Alaska Reels During Summer of Fire, Heat and Floods
The impacts of a changing climate have been evident around the state all season

ANCHORAGE, Alaska — “Welcome aboard Alaska Airlines Flight 109 to smoky Anchorage,” a voice said over the loudspeaker as travelers boarded a plane in Fairbanks.
The skies turned from blue to dark gray halfway through the 260-mile flight, shrouding the stunning vistas below. Then they disappeared altogether. In the final two minutes, as the wheels reached for the runway at Ted Stevens Anchorage International Airport, the smell of smoke filled the pressurized cabin of the Boeing 737 and an eerie orange colored the Alaskan landscape.
Welcome to the Last Frontier, where record-breaking heat is shattering temperature records.
Alaska’s average temperature in July was 58.1 degrees Fahrenheit — 5.4 degrees above the average and nearly 1 degree higher than the previous high set in July 2004 (Climatewire, Aug. 19).
Scientists say that’s contributing to the wildfires that are burning around Anchorage and on the Kenai Peninsula to the south. The blazes, fed by an unusually dry summer and high winds, have closed highways and stranded tourists in their cars.
They’ve also caught the attention of prominent lawmakers.
Sen. Lisa Murkowski (R-Alaska) told E&E News yesterday that her own flight from Fairbanks to Anchorage on Monday was filled with tourists trying to reach the town of Homer on the Kenai Peninsula, after their bus was turned back outside of Anchorage.
She described the conditions as “very unusual,” noting that wildfires rarely lay heavy smoke over the city of Anchorage
“This is extreme for Anchorage to have fires to the south and fires to the north,” Murkowski told E&E News yesterday at an event featuring EPA Administrator Andrew Wheeler.
In his own remarks, Wheeler noted that several people who were scheduled to participate at the event were stranded by the wildfires. The gathering was sponsored by the Resource Development Council, a business association representing major industries in the state.
The hazy skies colored Wheeler’s remarks about improvements to air quality since the enactment of the Clean Air Act. “Our air today is … well maybe not today,” he ad-libbed, to laughter. “But in general our air today is 74% cleaner than it was in 1970.”
Aside from the immediate dangers of people being stranded on roads by wildfire, Murkowski said she also feared the health impacts of heavy smoke that choked the state’s largest metropolitan area earlier in the week. It had subsided by yesterday.
She recounted a friend asking this week for recommendations on indoor activities in Anchorage because she did not want to take her asthmatic child outside.
“It is bad right now,” she said. “It is bad and it’s scary.”
Front lines
Alaska’s sheer size and diversity of environments earned the state its own chapter in last year’s National Climate Assessment. Serious climate impacts were evident throughout Alaska as an E&E News reporter accompanied Murkowski around the state for several days last week.
In Fairbanks — interior Alaska’s largest city — the traditionally dry summers that often spark massive wildfires have trended wetter in recent years.

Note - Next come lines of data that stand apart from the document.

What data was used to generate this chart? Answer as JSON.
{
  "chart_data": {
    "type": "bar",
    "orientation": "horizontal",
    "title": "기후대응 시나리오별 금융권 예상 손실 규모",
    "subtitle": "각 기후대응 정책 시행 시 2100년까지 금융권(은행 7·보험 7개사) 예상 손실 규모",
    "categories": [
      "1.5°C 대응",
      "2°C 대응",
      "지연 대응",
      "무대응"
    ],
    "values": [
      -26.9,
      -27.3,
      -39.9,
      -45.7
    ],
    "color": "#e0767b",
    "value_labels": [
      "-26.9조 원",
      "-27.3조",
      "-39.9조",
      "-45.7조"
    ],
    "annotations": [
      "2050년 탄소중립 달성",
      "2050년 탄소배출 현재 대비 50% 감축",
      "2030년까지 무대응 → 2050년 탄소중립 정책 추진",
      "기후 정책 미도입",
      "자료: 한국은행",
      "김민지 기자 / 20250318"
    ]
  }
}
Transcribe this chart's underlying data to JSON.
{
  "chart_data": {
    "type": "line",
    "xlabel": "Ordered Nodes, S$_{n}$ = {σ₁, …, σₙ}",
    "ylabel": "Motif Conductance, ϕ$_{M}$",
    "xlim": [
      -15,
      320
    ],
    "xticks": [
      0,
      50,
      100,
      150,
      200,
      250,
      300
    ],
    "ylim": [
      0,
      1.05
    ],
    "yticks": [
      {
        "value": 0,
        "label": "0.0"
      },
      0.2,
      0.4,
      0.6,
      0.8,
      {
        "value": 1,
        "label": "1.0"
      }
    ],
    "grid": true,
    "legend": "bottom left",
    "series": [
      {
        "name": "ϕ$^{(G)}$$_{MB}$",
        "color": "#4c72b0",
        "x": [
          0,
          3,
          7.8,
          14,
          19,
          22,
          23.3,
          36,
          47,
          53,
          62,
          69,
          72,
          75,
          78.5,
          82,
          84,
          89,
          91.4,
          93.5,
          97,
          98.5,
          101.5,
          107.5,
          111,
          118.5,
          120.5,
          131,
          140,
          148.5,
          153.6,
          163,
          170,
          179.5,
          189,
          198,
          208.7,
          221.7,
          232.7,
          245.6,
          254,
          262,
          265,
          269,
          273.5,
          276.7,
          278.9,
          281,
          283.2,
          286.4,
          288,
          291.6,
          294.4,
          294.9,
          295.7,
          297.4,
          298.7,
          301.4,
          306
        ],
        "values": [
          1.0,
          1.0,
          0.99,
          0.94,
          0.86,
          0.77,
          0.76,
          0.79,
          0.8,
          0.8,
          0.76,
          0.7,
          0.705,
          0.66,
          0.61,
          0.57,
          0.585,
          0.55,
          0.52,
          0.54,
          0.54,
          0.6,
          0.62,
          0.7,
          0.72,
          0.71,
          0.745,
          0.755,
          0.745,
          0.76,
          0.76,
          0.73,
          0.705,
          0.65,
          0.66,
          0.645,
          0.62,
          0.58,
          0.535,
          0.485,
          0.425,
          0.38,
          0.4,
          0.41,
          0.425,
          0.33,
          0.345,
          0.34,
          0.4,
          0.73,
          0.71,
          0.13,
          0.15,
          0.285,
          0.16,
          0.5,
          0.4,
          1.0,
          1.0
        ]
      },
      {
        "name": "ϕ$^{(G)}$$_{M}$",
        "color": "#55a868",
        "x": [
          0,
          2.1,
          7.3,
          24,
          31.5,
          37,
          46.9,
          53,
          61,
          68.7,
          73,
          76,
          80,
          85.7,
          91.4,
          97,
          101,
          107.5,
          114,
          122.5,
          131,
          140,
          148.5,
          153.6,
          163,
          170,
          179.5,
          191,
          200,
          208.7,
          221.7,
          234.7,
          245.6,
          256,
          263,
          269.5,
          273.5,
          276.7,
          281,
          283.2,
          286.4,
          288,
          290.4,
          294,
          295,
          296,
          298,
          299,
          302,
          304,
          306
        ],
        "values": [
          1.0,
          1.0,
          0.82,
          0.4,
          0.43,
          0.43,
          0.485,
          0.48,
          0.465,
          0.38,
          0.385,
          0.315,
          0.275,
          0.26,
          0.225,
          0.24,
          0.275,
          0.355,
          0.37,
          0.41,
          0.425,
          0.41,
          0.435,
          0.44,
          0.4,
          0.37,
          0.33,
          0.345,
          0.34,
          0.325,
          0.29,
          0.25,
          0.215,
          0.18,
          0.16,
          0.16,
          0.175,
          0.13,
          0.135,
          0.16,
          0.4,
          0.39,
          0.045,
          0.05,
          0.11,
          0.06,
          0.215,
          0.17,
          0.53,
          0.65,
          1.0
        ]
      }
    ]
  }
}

On Monday, the Tanana River partially submerged a picnic table and a fire pit.
In the Inupiat village of Wales on the Seward Peninsula, residents said the lack of sea ice has disrupted their subsistence way of life. Their culture is eons old. They pleaded for federal support for a sea wall to slow down erosion on their beach. It’s normally buffered by sea ice, but now it’s increasingly washing into the seawater that edges closer to their village of 150 people.
At Teller, a low-lying coastal Inupiat village of 250 people, about 50 miles from Nome, residents raised concerns about worsening flooding. They have started building new homes higher up the hillsides.
In Newtok, a Yupik Alaska Native village perched on the Ningliq River deep in the massive Yukon Delta Wildlife Refuge in western Alaska, residents said this summer’s 90-plus degree temperatures had worsened the community’s battle to keep its infrastructure from sinking into the melting permafrost.
Nearly half of Newtok’s 250 residents will become among the first Americans to be relocated because of climate change. The move is scheduled for October. In a meeting with Murkowski last week, villagers described unusually heavy offshore storms that have pushed water into the rivers, slamming their badly eroded shores with stormwater.
About 90 miles to the east, in the village of Napakiak, severe summer storms have eroded so much of the coastline that local residents are starting to discuss relocation. The local school district is trying to save its diesel fuel tanks from sliding into the river, according to local news reports by KYUK.
In Newtok, the town’s attorney said last week that he’s drafting a request for an emergency declaration in the event fall storms take out an aging dike that helps protect the town’s fragile coast. It could be catastrophic.
Even as village residents celebrate the beginning of their relocation this fall, half them will remain at the old site, with the hopes of having everyone moved to safety by 2023. They need to raise more than a $100 million to finish the plan.
There is growing unease about the winter, when the storms “hit hard and last for days,” one resident told Murkowski. “Disaster will strike.”